Lo sfruttamento del calore di sotterranei, parcheggi e luoghi chiusi frequentati da migliaia di persone ha portato negli ultimi anni a sperimentazioni, in particolar modo a partire dalle metropolitane. A Londra, il calore della metropolitana viene convogliato per riscaldare abitazioni e uffici nell’area di Islington. A Parigi, il calore della linea 11 alimenta parte degli impianti di un complesso residenziale.

La startup svizzera Enerdrape punta a trasformare in energia utile per riscaldare e raffrescare edifici senza perforare il terreno il calore trattenuto in sotterranei, parcheggi, stazioni della metropolitana a New York.

Il progetto è il frutto della ricerca di Lyesse Laloui, professore al Politecnico di Losanna, che da oltre 15 anni studia come trasformare le infrastrutture sotterranee in serbatoi energetici. Dopo un primo prototipo nel 2015, la startup ha preso forma nel 2019.

L’innovazione è proprio nell’assenza di lavori di perforazione tipici delle odierne soluzioni geotermiche, con costi elevati delle trivellazioni e vincoli logistici per grandi spazi in contesti urbani, in quanto Enerdrape utilizza pannelli prefabbricati capaci di assorbire calore da strutture sotterranee in cemento.
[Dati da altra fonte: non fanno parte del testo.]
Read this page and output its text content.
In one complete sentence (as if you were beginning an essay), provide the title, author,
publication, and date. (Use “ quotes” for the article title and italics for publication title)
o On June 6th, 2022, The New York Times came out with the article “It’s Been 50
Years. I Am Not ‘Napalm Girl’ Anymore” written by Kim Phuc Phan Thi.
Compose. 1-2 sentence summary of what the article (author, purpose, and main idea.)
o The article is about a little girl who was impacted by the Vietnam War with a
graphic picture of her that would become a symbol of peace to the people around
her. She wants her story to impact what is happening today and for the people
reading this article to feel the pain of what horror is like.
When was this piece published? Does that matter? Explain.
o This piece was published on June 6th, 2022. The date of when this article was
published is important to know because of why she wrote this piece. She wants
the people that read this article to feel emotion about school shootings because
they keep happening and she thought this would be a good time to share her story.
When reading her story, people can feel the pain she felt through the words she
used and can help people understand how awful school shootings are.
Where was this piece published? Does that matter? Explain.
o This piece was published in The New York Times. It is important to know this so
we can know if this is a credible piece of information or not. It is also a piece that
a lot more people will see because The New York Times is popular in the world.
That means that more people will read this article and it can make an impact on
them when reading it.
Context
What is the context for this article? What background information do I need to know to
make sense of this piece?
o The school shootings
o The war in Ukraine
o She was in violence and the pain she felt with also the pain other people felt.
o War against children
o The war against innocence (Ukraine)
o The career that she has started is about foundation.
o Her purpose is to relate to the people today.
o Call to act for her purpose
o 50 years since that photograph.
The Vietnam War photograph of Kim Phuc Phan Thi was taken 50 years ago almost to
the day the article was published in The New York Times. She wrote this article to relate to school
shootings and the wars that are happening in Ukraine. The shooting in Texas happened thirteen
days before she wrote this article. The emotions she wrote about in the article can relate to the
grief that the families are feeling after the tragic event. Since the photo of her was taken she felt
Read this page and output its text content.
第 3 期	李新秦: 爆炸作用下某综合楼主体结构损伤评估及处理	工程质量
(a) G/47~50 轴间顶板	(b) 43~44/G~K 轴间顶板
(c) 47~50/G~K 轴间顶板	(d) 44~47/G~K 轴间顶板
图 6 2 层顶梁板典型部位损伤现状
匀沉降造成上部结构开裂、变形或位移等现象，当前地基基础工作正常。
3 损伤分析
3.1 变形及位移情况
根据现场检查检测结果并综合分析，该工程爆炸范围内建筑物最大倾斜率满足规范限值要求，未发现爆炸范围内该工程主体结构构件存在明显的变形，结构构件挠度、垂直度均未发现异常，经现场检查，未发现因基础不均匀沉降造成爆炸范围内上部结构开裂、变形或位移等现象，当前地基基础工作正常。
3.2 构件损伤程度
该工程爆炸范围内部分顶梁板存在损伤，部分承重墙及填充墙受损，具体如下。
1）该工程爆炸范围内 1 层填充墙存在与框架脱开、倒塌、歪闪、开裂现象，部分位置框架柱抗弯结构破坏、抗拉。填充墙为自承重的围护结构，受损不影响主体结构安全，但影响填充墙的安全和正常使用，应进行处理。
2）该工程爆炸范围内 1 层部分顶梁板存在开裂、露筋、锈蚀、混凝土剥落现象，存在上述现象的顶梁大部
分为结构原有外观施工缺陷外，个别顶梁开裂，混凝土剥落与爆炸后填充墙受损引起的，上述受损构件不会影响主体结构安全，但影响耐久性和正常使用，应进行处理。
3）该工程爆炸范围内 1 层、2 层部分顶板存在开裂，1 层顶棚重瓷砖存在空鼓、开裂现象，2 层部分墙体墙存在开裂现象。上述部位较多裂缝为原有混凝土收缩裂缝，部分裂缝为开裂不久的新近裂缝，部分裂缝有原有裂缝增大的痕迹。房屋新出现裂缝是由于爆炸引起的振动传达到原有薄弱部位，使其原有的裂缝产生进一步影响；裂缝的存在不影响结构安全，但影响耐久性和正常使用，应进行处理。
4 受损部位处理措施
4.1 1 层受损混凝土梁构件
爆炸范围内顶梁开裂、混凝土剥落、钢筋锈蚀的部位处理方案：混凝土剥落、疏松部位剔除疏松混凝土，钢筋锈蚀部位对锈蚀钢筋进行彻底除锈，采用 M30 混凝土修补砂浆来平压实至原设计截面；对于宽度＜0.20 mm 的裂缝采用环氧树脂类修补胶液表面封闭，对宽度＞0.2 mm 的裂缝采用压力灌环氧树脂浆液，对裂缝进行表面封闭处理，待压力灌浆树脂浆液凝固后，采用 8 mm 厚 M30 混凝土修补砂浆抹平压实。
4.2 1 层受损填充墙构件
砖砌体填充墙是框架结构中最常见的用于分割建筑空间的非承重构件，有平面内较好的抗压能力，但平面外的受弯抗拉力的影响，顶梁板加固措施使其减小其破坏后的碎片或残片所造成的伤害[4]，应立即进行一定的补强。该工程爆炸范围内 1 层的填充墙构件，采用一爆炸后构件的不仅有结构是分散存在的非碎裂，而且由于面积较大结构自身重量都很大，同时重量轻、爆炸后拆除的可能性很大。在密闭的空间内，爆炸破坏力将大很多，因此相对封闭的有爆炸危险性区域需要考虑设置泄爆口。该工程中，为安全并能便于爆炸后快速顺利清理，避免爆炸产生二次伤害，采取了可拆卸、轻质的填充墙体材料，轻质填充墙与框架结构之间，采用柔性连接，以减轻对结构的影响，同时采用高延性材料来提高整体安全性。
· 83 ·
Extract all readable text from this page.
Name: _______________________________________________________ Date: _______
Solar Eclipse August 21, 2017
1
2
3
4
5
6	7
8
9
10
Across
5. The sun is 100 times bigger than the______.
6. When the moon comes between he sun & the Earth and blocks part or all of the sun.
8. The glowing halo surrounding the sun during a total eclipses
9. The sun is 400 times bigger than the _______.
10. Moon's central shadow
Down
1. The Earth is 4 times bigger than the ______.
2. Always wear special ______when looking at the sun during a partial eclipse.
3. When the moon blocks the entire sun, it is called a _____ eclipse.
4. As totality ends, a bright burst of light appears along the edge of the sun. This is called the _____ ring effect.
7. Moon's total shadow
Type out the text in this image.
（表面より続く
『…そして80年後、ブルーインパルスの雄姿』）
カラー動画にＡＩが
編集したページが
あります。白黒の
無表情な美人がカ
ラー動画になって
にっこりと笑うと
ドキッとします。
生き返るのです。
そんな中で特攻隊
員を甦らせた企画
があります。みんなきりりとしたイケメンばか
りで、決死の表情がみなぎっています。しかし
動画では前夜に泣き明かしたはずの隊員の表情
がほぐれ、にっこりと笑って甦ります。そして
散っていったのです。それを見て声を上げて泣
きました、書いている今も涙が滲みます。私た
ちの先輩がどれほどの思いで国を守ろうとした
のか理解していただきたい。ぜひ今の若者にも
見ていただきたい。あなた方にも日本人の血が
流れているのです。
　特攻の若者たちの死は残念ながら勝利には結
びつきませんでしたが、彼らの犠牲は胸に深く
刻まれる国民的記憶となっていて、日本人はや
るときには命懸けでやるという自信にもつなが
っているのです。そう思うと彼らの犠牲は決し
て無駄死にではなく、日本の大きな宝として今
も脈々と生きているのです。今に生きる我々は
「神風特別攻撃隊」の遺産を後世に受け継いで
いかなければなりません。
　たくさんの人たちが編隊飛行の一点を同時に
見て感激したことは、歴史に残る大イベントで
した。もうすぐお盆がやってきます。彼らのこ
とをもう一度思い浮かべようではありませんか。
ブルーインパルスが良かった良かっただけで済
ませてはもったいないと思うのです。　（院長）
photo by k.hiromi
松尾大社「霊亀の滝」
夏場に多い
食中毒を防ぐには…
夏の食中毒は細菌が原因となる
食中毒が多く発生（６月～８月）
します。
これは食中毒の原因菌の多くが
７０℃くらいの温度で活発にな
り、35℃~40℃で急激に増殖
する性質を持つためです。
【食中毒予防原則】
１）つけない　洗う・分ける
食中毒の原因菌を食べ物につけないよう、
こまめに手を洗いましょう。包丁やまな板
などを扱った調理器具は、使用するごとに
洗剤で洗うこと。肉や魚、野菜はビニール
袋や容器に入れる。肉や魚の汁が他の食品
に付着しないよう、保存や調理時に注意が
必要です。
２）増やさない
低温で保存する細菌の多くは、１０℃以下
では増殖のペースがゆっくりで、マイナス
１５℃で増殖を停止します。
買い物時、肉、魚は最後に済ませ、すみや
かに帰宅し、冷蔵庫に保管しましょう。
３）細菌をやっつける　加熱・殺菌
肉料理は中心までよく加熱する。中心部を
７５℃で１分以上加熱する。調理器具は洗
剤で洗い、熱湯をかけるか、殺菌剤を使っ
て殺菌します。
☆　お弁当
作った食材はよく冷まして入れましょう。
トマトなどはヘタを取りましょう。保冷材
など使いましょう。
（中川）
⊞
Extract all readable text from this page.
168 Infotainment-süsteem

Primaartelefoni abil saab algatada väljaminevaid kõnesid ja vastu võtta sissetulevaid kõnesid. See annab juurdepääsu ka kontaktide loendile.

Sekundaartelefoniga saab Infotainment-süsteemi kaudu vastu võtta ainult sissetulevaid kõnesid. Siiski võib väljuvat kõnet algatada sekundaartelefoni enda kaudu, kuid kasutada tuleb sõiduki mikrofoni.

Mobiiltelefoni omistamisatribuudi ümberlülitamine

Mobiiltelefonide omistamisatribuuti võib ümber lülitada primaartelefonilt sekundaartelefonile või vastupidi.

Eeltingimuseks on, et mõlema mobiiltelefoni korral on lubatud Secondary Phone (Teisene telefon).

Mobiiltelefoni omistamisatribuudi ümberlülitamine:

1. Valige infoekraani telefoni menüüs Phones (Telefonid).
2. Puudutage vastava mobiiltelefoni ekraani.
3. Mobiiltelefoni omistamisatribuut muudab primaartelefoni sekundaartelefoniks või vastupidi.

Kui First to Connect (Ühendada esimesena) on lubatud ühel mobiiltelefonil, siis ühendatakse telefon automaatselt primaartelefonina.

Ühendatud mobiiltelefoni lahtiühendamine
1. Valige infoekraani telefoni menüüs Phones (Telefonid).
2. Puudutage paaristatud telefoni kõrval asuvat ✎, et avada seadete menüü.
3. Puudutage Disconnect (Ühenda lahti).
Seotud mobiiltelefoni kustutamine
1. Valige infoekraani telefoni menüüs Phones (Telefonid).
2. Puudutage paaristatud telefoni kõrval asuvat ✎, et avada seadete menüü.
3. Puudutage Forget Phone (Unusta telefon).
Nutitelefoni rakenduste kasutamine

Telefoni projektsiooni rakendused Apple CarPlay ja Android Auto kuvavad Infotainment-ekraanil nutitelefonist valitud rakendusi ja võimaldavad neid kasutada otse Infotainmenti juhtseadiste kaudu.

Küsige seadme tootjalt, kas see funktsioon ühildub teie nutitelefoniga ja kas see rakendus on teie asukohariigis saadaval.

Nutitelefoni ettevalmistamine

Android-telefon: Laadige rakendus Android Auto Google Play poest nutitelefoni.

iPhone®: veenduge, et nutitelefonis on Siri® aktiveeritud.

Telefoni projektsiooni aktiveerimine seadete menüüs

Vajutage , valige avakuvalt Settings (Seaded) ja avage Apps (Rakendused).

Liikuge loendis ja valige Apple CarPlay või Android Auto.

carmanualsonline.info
D’estate i pannelli prendono il calore degli edifici e lo scarica nel sottosuolo, d’inverno è la temperatura della terra a fornire il ciclo inverso. Ogni pannello serve circa 10 metri quadrati di superficie e funziona in combinazione con pompe di calore. Unico, iniziale limite: La tecnologia non è adatta ai grattacieli, ma probabilmente è ideale per gli edifici residenziali pre anni ’60 la cui decarbonizzazione è estremamente difficile.

Altro punto dolente, i costi di installazione che fluttuano tra i 100.000 e i 500.000 dollari, ammortizzati dalla promesse di un costo dell’energia più basso dei prezzi medi del gas americano: tra 3 e 4 centesimi per kWh, in un mercato, quello del riscaldamento, destinato a raggiungere i 500 miliardi di dollari secondo BloombergNEF.